Toleransi yang Terkoyak
By: Ruhuldy M.Marsaoly*
Ketika rasa damai dan toleransi mulai merekah dan muncul menyembul, tiba-tiba permusuhan membuncah ke permukaan. Sepertinya, tali penghubung dualisme ini sulit bekerja sama. Sebab, bukan persahabatan yang ditonjolkan demi kemenangan, tapi permusuhan yang diprioritaskan, bahkan dipertahankan, diselimuti dan dibendung begitu rapat, sampai tak ada celah. Kenyataan ini membuat banyak orang menjadi resah, gelisah dan bingung karena dihadapkan dengan isu yang tak jelas kebenarannya.

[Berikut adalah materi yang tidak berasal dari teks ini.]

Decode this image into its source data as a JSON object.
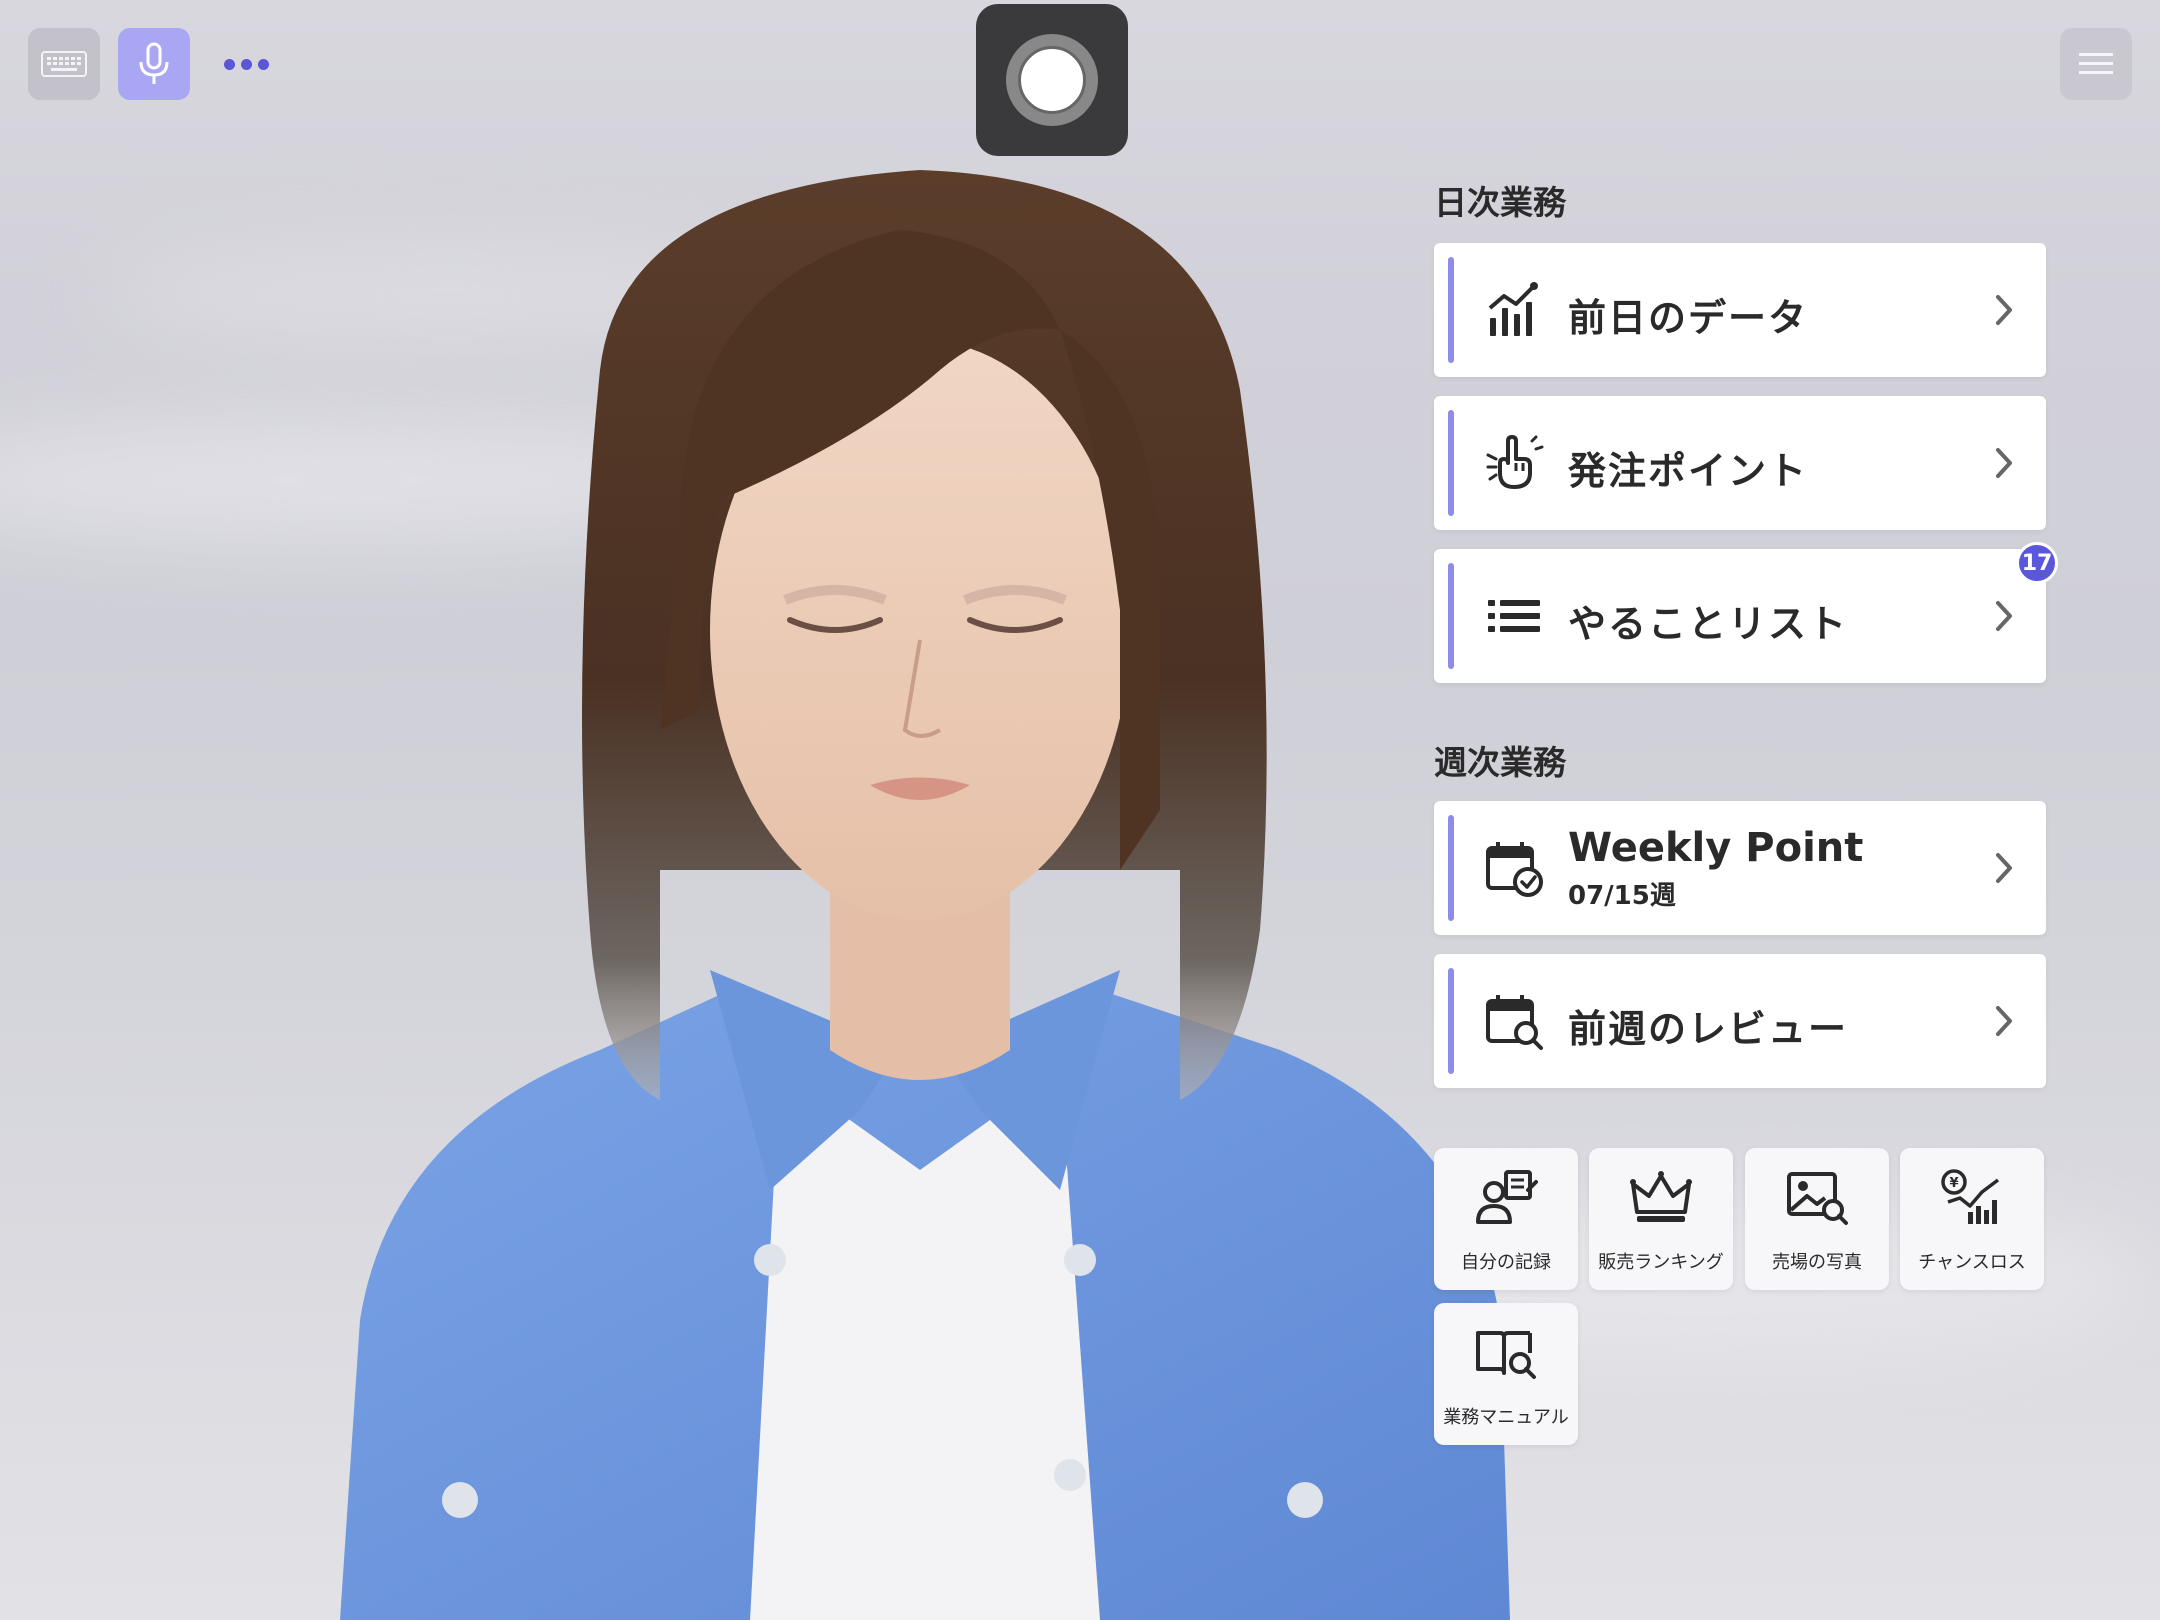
{
  "top_bar": {
    "keyboard_icon": "keyboard-icon",
    "mic_icon": "microphone-icon",
    "more_icon": "more-dots-icon",
    "record_icon": "record-icon",
    "menu_icon": "hamburger-menu-icon"
  },
  "daily": {
    "title": "日次業務",
    "items": [
      {
        "label": "前日のデータ",
        "icon": "bar-chart-trend-icon"
      },
      {
        "label": "発注ポイント",
        "icon": "hand-point-icon"
      },
      {
        "label": "やることリスト",
        "icon": "list-icon",
        "badge": "17"
      }
    ]
  },
  "weekly": {
    "title": "週次業務",
    "items": [
      {
        "label": "Weekly Point",
        "sublabel": "07/15週",
        "icon": "calendar-check-icon"
      },
      {
        "label": "前週のレビュー",
        "icon": "calendar-search-icon"
      }
    ]
  },
  "tiles": [
    {
      "label": "自分の記録",
      "icon": "user-record-icon"
    },
    {
      "label": "販売ランキング",
      "icon": "crown-icon"
    },
    {
      "label": "売場の写真",
      "icon": "photo-search-icon"
    },
    {
      "label": "チャンスロス",
      "icon": "yen-chart-icon"
    },
    {
      "label": "業務マニュアル",
      "icon": "book-search-icon"
    }
  ],
  "colors": {
    "accent": "#8f8bea",
    "badge": "#5b57db",
    "mic_button": "#a9a7f4",
    "shirt": "#6f98de"
  }
}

Provokator dan propaganda telah membumi di ruang-ruang bertutur. Isinya tentang klaim kesesatan sebuah ideologi yang dianggap menodai kesucian ajaran Islam Muhammad Saw. Padahal klaim itu tidak pernah diverifikasi kebenarannya. Semua hanya asumsi tidak jelas yang dipintal dengan benang kebencian. Sepertinya episode ini akan terus berlanjut entah sampai kapan. Dalam situasi dan kondisi demikian, di mana posisi NKRI kita? Apa yang dilakukan presiden SBY sebagai pemimpin bangsa ketika berita duka ini terdengar di kupingnya?
Mereka yang diancam menjadi bingung, terkejut bahkan terkaget-kaget ketika ingin mengadu. Kepada siapa mereka akan mengadu. Entah kepada NKRI atau kepada presiden SBY yang dipilih oleh mayoritas warga Indonesia melalui pemilu yang demokratis. Meskipun lesu menghadapi situasi yang tidak kondusif saat ini, mereka tetap menanamkan harapan untuk mengadukan kepada presiden SBY karena beliau adalah pemimpin bangsa ini. Memang ironis, jaminan keamanan saja diragukan, apalagi untuk meresponnya secara konstitusional. Yang jelas, hukum di negara kita hari ini menjadi dilematis. Hanya karena segelintir kelompok yang mengusung label agama, para pemangku kepentingan di negeri ini justru dininabobokan oleh isu-isu sensitif yang tidak pernah diverifikasi itu. Entahlah, apa yang menyebabkan nahkoda negeri ini gamang untuk bersikap menghadapi kelompok intoleran yang semakin menjadi-jadi.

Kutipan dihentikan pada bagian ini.